One percent of the population - mostly elderly patients with multiple chronic conditions - consume 53 percent of all hospital bed capacity for unplanned care. Their conditions progress and ultimately, if nothing is done, they have little alternative to acute care. HN Predict is designed to particularly benefit this cohort of patients, and the healthcare providers who care for them.

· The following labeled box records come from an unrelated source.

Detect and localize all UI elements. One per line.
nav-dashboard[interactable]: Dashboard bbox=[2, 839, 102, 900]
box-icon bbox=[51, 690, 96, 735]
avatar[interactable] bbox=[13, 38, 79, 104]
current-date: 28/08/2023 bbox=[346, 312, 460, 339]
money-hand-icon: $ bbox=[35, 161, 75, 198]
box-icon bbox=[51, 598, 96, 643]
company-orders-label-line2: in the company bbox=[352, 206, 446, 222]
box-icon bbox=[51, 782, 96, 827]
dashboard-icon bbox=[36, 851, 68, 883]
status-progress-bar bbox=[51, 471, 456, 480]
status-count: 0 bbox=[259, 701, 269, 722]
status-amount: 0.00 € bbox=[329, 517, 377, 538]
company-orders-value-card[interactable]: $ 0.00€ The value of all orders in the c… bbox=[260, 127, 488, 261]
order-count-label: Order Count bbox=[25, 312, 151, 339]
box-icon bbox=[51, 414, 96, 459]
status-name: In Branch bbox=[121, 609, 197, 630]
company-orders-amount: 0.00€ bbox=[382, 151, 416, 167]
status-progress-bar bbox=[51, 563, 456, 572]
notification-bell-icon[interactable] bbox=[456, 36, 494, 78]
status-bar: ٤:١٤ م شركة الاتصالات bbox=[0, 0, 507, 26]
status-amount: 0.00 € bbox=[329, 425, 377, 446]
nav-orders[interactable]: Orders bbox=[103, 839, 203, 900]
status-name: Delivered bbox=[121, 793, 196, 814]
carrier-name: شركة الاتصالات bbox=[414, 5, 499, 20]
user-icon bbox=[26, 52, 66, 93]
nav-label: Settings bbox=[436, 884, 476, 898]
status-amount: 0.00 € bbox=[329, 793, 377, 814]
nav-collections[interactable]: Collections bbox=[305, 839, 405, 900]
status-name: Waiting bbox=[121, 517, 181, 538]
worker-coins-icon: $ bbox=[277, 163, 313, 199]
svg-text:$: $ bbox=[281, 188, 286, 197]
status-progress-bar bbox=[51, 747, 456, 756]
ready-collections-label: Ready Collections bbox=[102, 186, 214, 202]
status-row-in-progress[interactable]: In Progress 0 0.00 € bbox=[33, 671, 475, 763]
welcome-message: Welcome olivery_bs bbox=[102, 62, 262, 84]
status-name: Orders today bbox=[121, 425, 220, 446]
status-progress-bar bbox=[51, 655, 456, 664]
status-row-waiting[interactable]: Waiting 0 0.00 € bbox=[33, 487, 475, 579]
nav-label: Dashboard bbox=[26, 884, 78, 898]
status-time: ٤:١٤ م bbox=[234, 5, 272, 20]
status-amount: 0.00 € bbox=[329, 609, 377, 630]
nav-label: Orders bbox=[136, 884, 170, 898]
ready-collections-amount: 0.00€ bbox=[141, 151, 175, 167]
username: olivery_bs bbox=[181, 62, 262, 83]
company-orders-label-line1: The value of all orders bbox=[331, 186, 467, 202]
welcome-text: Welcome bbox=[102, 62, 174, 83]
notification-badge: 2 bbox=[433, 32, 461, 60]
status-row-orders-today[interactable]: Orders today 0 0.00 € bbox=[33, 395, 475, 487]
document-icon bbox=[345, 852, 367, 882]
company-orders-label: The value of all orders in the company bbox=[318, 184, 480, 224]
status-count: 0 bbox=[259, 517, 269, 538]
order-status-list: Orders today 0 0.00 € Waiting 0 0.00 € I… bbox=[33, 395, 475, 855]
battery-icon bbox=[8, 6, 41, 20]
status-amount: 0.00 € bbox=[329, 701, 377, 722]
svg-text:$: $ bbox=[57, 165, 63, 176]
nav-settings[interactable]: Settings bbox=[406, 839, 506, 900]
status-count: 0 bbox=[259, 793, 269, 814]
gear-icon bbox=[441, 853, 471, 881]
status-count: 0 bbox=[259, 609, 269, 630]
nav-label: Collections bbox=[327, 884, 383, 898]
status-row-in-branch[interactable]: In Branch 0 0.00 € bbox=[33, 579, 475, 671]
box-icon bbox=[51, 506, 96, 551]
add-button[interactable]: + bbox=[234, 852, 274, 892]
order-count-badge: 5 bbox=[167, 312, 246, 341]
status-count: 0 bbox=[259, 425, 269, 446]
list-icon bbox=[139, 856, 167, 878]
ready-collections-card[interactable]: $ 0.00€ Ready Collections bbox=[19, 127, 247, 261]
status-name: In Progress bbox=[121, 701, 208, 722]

Our data driven approach is designed for equitable health and can overcome recognised biases and inequalities built into traditional case finding and patient referral models. Having timely access to precise information about individual patients enables healthcare providers to better guide clinical decision-making to optimise secondary prevention. This generates better patient outcomes and releases pressure on frontline clinical staff and system.
As we developed HN Predict, more risks and future patient outcomes have been incorporated into the platform. Today, HN Predict can provide highly meaningful predictive information, on individual patient level, about a number of events that guide clinical decision making and preventative actions at point of care.
HN Predict collects and processes unstructured and structured healthcare data through an IG-compliant, secure cloud-based AI engine.
The AI analyses each individual patient’s data by using validated algorithms and provides a list of highlighted patients with elevated risks for certain events such as unplanned hospitalisation, rapid frailty progression or falls. This is information that can be used to better prioritise or to actively reach out to those at high risk for targeted prevention.
HN Predict can run on different primary, secondary or integrated datasets and feedback securely to be accessed at point of care through integration with existing EPRs or/and separate dashboards.
It is fully configurable enabling clinicians to define the most important events, outcomes, and patient target groups to predict.
HN’s research shows that many unplanned clinical events – including deaths in patients with chronic conditions – are to a large part predictable and preventable events. This means they can be anticipated well in advance and prevented.
In clinical trials, HN Predict demonstrated that it can reduce unplanned admissions and deaths while increasing Patient Reported Outcomes Metrics (PROMs). The positive impact was most pronounced in socioeconomic vulnerable patient groups.
Eight out of ten patients who will experience an unplanned hospitalisation can be identified while they are still at home, and while there is time to provide preventive support.
HN Predict meets the NHS DTAC standard and the Cyber Essentials Plus requirements. Elements of the HN Predict technology is undergoing PCT patenting.